DNA concentration is a fundamental metric in molecular biology, defining the mass of genetic material per unit volume, typically expressed as nanograms per microliter (ng/µL). Accurately determining this measurement is the foundational step before initiating any experiment, such as polymerase chain reaction (PCR) or sequencing. An incorrect concentration can lead to failed reactions, wasted reagents, or unreliable data. However, concentration only tells half the story; the quality and purity of the sample are equally important factors.
Methods for Measuring DNA Concentration
The two most common laboratory techniques for measuring DNA concentration are UV spectrophotometry and fluorescence-based assays. UV spectrophotometry measures the absorbance of ultraviolet light at 260 nanometers (nm). Since nucleic acids absorb light maximally at this wavelength, the absorbance value is converted into a concentration in ng/µL. An absorbance of 1.0 at 260 nm corresponds to 50 ng/µL of double-stranded DNA.
A significant limitation is that UV spectrophotometry measures all molecules that absorb at 260 nm, including RNA and contaminants, potentially leading to overestimation. In contrast, fluorescence-based methods use specific fluorescent dyes, such as PicoGreen, that bind selectively to double-stranded DNA. A fluorometer measures the emitted light signal, which is proportional only to the functional DNA concentration. This technique is preferred for sensitive applications, like Next-Generation Sequencing, because it provides a more accurate and specific measure.
Concentration Requirements for Common Applications
The optimal DNA concentration varies significantly depending on the specific molecular application. Standard Polymerase Chain Reaction (PCR) is robust and has a broad template requirement. A typical reaction may require 1 nanogram (ng) to 1 microgram (µg) of genomic DNA, or 1 picogram (pg) to 10 ng of plasmid DNA. Adding too much template can hinder the reaction by increasing non-specific amplification or exhausting reagents prematurely.
Quantitative PCR (qPCR) is more sensitive and requires a lower input concentration, typically 0.5 ng/µL to 2 ng/µL in the final reaction mix for reliable quantification. Next-Generation Sequencing (NGS) library preparation requires the most stringent concentration control due to complex enzymatic steps. For whole-genome sequencing, the recommended input is often 100 ng to 1 µg of high-quality genomic DNA. While specialized kits allow for less, high-quality results are most reliably achieved within the manufacturer’s specified range.

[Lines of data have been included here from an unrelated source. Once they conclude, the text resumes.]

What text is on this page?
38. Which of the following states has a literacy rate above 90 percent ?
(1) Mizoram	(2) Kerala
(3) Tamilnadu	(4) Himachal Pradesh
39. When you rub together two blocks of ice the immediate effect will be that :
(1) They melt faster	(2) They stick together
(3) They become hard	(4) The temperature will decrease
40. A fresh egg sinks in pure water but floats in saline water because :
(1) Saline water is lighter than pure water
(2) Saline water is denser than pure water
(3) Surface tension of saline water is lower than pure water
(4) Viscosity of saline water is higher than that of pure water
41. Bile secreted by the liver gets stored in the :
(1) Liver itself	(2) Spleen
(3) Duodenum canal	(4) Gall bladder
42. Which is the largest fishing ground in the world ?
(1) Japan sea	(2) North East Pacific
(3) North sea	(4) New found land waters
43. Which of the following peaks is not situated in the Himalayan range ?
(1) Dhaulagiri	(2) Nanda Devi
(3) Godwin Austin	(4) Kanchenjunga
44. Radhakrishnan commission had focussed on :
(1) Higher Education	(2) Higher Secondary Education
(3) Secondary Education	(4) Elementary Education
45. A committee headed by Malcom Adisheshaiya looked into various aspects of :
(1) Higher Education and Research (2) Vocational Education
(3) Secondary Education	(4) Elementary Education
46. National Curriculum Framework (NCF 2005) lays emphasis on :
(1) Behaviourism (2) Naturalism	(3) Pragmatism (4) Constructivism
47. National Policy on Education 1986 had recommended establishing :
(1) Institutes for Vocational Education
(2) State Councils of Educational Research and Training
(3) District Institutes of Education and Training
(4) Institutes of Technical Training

The Importance of DNA Purity Ratios
While concentration measures the quantity of DNA, purity ratios measure the sample’s quality by detecting common contaminants that inhibit downstream enzymes. Spectrophotometers calculate two primary metrics: the A260/A280 ratio and the A260/A230 ratio.
The A260/A280 ratio assesses contamination by proteins and residual organic compounds, which absorb light strongly at 280 nm due to the aromatic amino acids they contain. A pure double-stranded DNA sample should have a ratio of approximately 1.8. A ratio lower than 1.7 suggests significant protein or phenol carryover, which interferes with polymerase activity and reduces enzymatic efficiency.
The A260/A230 ratio checks for contamination from chaotropic salts, such as guanidine, or organic compounds like phenol and EDTA. These reagents are frequently used during the DNA extraction process and absorb light near 230 nm. A pure DNA sample should exhibit an A260/A230 ratio between 2.0 and 2.2. Ratios significantly lower than 2.0 indicate inhibitory contaminants that compromise sensitive applications like NGS library preparation. A good DNA sample must meet the required concentration and pass both purity ratio checks.
Adjusting and Storing DNA Samples
After determining concentration and purity, the DNA sample often needs adjustment to meet experimental requirements. If the concentration is too high, the sample can be diluted using a suitable buffer, such as Tris-EDTA (TE) or molecular-grade water. If the sample is too dilute, concentration can be increased through methods like ethanol or isopropanol precipitation, where the DNA is pelleted and resuspended in a smaller volume.
For samples requiring high concentration or removal of volatile solvents, methods like speed vacuum concentration or lyophilization (freeze-drying) can be used. Proper storage is important for maintaining DNA integrity. For short-term use, samples can be stored at -20°C, but long-term preservation requires storage at -80°C. To prevent damage from repeated freezing and thawing, it is best practice to divide the sample into smaller working aliquots.